Notably, compression algorithms played a significant role not only in reducing the data volume but also in enhancing the performance of data ingestion and data access. On all those fields Snappy codec delivered the best results for all tested technologies, much better than a plain encoding without compression (except Avro case).

 

 

CONCLUSIONS

 

    The evaluation of the major data formats and storage engines for the Hadoop ecosystem has shown the pros and cons of each of them for various metrics, like reduction of overall data volume, simplifying ingestion and increasing the performance of data access.

    Apache Avro has proven to be a fast universal encoder for structured data. Due to very efficient serialization and deserialization, this format can guarantee very good performance whenever an access to all the attributes of a record is required at the same time – data transportation, staging areas etc.

     On the other hand, Apache HBase delivers very good random data access performance and the biggest flexibility in the way how data representations can be stored (schema-less tables). The performance of batch processing of HBase data heavily depends on a chosen data model and typically cannot compete on this field with the other tested technologies. Therefore any analytics with HBase data should be performed rather rarely.

    According to the tests, columnar stores like Apache Parquet and Apache Kudu delivered very good flexibility between fast data ingestion, fast random data lookup and scalable data analytics. In many cases this provides the added advantage of keeping systems simple as only one type of technology is needed for storing the data and serving different use cases (random data access and analytics).

There are differences, Kudu excels at fast random lookup while Parquet excels at fast data scans and ingestion.

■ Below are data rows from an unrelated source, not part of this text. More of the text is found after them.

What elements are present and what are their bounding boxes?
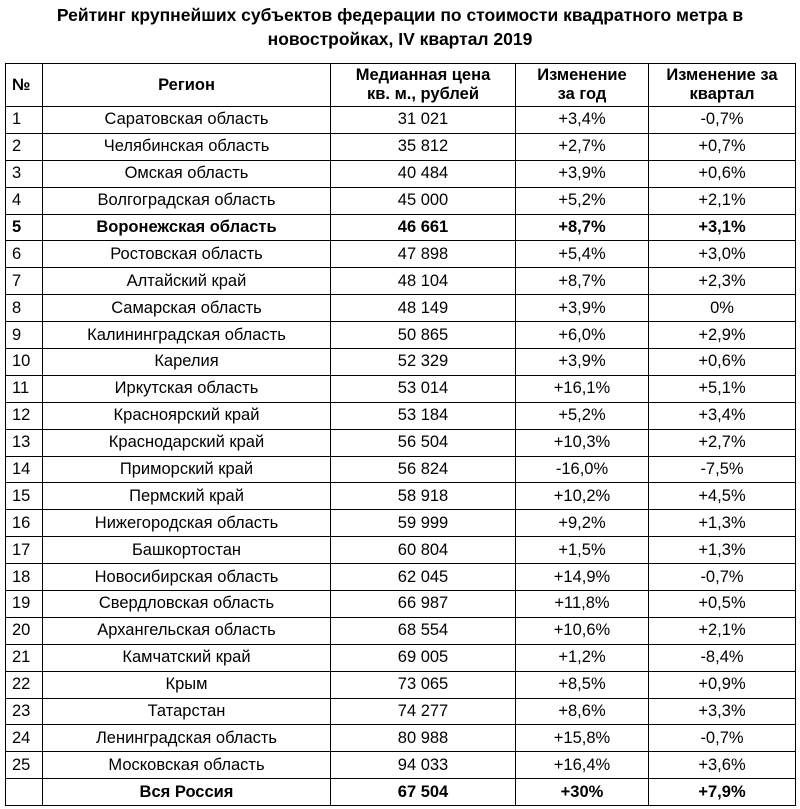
cell-quarter-change: +2,7%	[649, 429, 796, 456]
cell-year-change: +10,3%	[516, 429, 649, 456]
cell-num: 21	[6, 644, 43, 671]
cell-year-change: +1,5%	[516, 537, 649, 564]
cell-price: 47 898	[331, 241, 516, 268]
cell-price: 66 987	[331, 591, 516, 618]
cell-region: Башкортостан	[43, 537, 331, 564]
header-price-line-2: кв. м., рублей	[367, 85, 479, 103]
table-row	[6, 295, 796, 322]
cell-quarter-change: +0,9%	[649, 671, 796, 698]
table-row	[6, 133, 796, 160]
cell-year-change: +5,4%	[516, 241, 649, 268]
cell-quarter-change: +3,3%	[649, 698, 796, 725]
cell-num: 18	[6, 564, 43, 591]
header-quarter-line-2: квартал	[689, 85, 755, 103]
cell-num: 12	[6, 402, 43, 429]
cell-quarter-change: +0,6%	[649, 349, 796, 376]
table-body	[6, 107, 796, 806]
cell-year-change: +8,7%	[516, 268, 649, 295]
cell-quarter-change: +2,9%	[649, 322, 796, 349]
cell-num: 20	[6, 617, 43, 644]
cell-year-change: +3,9%	[516, 349, 649, 376]
table-row	[6, 268, 796, 295]
cell-year-change: +3,9%	[516, 295, 649, 322]
table-row	[6, 349, 796, 376]
header-year-line-2: за год	[557, 85, 607, 103]
cell-price: 31 021	[331, 107, 516, 134]
cell-price: 59 999	[331, 510, 516, 537]
cell-num: 19	[6, 591, 43, 618]
title-line-2: новостройках, IV квартал 2019	[267, 29, 533, 49]
cell-quarter-change: +1,3%	[649, 510, 796, 537]
cell-region: Камчатский край	[43, 644, 331, 671]
cell-region: Воронежская область	[43, 214, 331, 241]
header-quarter-line-1: Изменение за	[666, 66, 778, 84]
table-row	[6, 483, 796, 510]
cell-num: 7	[6, 268, 43, 295]
cell-quarter-change: -0,7%	[649, 725, 796, 752]
cell-num: 6	[6, 241, 43, 268]
cell-price: 45 000	[331, 187, 516, 214]
cell-year-change: +30%	[516, 779, 649, 806]
table-row	[6, 671, 796, 698]
cell-num	[6, 779, 43, 806]
cell-quarter-change: +0,6%	[649, 160, 796, 187]
cell-year-change: +5,2%	[516, 402, 649, 429]
cell-quarter-change: +2,1%	[649, 617, 796, 644]
table-row	[6, 698, 796, 725]
cell-price: 50 865	[331, 322, 516, 349]
cell-quarter-change: +7,9%	[649, 779, 796, 806]
table-row	[6, 160, 796, 187]
cell-year-change: +8,7%	[516, 214, 649, 241]
cell-price: 94 033	[331, 752, 516, 779]
table-header-row	[6, 64, 796, 107]
cell-price: 53 184	[331, 402, 516, 429]
cell-quarter-change: +5,1%	[649, 375, 796, 402]
cell-quarter-change: +0,7%	[649, 133, 796, 160]
cell-region: Иркутская область	[43, 375, 331, 402]
table-row-highlight	[6, 779, 796, 806]
cell-quarter-change: +2,1%	[649, 187, 796, 214]
cell-quarter-change: -7,5%	[649, 456, 796, 483]
table-row	[6, 429, 796, 456]
table-row	[6, 752, 796, 779]
cell-year-change: +10,6%	[516, 617, 649, 644]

    Alternatively to a single storage technology implementation, a hybrid system could be considered composed of a raw storage for batch processing (like Parquet) and indexing layer (like HBase) for random access. This would allow to fully profit from the best of each technology. Notably, such approach comes at a price of data duplication, overall complexity of the system architecture and higher maintenance costs. So if system simplicity is one of the important factors, Apache Kudu appears to be a good compromise.

 

A schematic view of the results of the tests on Hadoop data formats and storage engines. Kudu and Parquet appears as a good compromise

between random data lookup and scalable data analytics.

 

 

ACKNOWLEDGEMENTS

This work has been made possible and funded by CERN IT, in particular in the context of the CERN IT Hadoop Service and Database Services. In particular the author would like to thank for relevant input during the tests and for discussions: Luca Canali, Rainer Toebbicke, Julius Hirvnac, Dario Barberis 

 

 

REFERENCES

The work discribed in this blog post was presented during 22nd International Conference on Computing in High Energy and Nuclear Physics in Fall 2016.